In 1951, the National Hotel Enterprises purchased the buildings not used for the Palm Springs Desert Hospital. National Hotel Enterprises modernized the hotel and it opened again on December 13, 1952. In the 1960s it became a Hilton hotel and KMIR-TV NBC opened a studio there. In 1972 Desert Hospital next to the hotel purchased the hotel and expanded the hospital.

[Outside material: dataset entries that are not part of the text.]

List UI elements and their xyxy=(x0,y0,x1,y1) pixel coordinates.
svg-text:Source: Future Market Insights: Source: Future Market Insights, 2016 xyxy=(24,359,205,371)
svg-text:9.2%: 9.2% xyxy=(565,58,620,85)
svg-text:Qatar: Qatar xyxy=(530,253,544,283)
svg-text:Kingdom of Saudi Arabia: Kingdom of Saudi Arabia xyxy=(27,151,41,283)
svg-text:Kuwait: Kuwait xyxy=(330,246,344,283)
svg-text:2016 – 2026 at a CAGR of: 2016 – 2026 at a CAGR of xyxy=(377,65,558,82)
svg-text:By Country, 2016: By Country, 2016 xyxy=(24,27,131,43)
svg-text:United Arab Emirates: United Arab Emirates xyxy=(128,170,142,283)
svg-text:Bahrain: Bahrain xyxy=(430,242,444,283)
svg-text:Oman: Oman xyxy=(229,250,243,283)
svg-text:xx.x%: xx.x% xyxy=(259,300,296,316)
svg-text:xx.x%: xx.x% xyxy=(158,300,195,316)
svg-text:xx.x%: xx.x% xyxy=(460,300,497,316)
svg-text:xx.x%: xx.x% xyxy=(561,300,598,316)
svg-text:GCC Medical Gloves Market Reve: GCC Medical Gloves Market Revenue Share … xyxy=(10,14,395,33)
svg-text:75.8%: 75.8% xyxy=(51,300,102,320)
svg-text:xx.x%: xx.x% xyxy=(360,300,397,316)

===Desert Regional Medical Center===
Desert Regional Medical Center is a 385-bed General Hospital located at 1150 N. Indian Canyon Drive, Palm Springs. It opened in 1948 and is currently operated by Tenet Healthcare. It has an emergency room and a Level I trauma center that serves the Coachella Valley, General Medicine Care and specialized care for: Digestive Disorders, Heart Care, Lab Services, Minimally Invasive Procedures, Rehabilitation Services, Respiratory, Weight Loss Surgery, Women's Health, Maternity and Neonatal intensive care unit. There are 300 physicians on staff covering over 40 different specialties. The medical offices there are called the Desert Regional Medical Center campus, and is part of the Desert Care Network that includes: John F. Kennedy Memorial Hospital in Indio, California, Hi-Desert Medical Center in Joshua Tree, California. Desert Care Network also includes: Medpost Urgent Care centers in Indio, La Quinta, California and Palm Desert, California and primary & specialty Care offices in the Coachella Valley.

==Present features==
===Desert Healthcare Park===
Desert Healthcare Park also called Wellness Park was built in 1948 on the former Torney General Hospital land. The City of Palm Springs, the Desert Water Agency, and Palm Springs Unified School District have helped to build the park. The park is maintained by the non-profit group, Desert Healthcare Foundation. The five-acre public park at 1140 N. Indian Canyon Drive in Palm Springs has:
- Interactive gardens
- Quarter-mile walking/jogging loop with drinking fountains and benches
- Five exercise/fitness stations
- Gardens
- Meditation spots
- Memorial
- Fragrance garden
- Bubbling fountain
- Butterfly and hummingbird garden

===Ruth Hardy Park===
The city-owned 22-acre Ruth Hardy Park was built in 1948 on the former Torney General Hospital land. It is located at 700 Tamarisk Road.

===El Mirador Tower===
The El Mirador Tower is a Moroccan-Spanish style landmark in Palm Springs since the hotel was built in 1927. In the early days the El Mirador Tower had a broadcast radio studio – some Amos 'n' Andy shows were done in the tower. The original tower was destroyed on July 25, 1989, in a fire that started just after midnight. In 1991 a new tower that looks just like the original tower was built.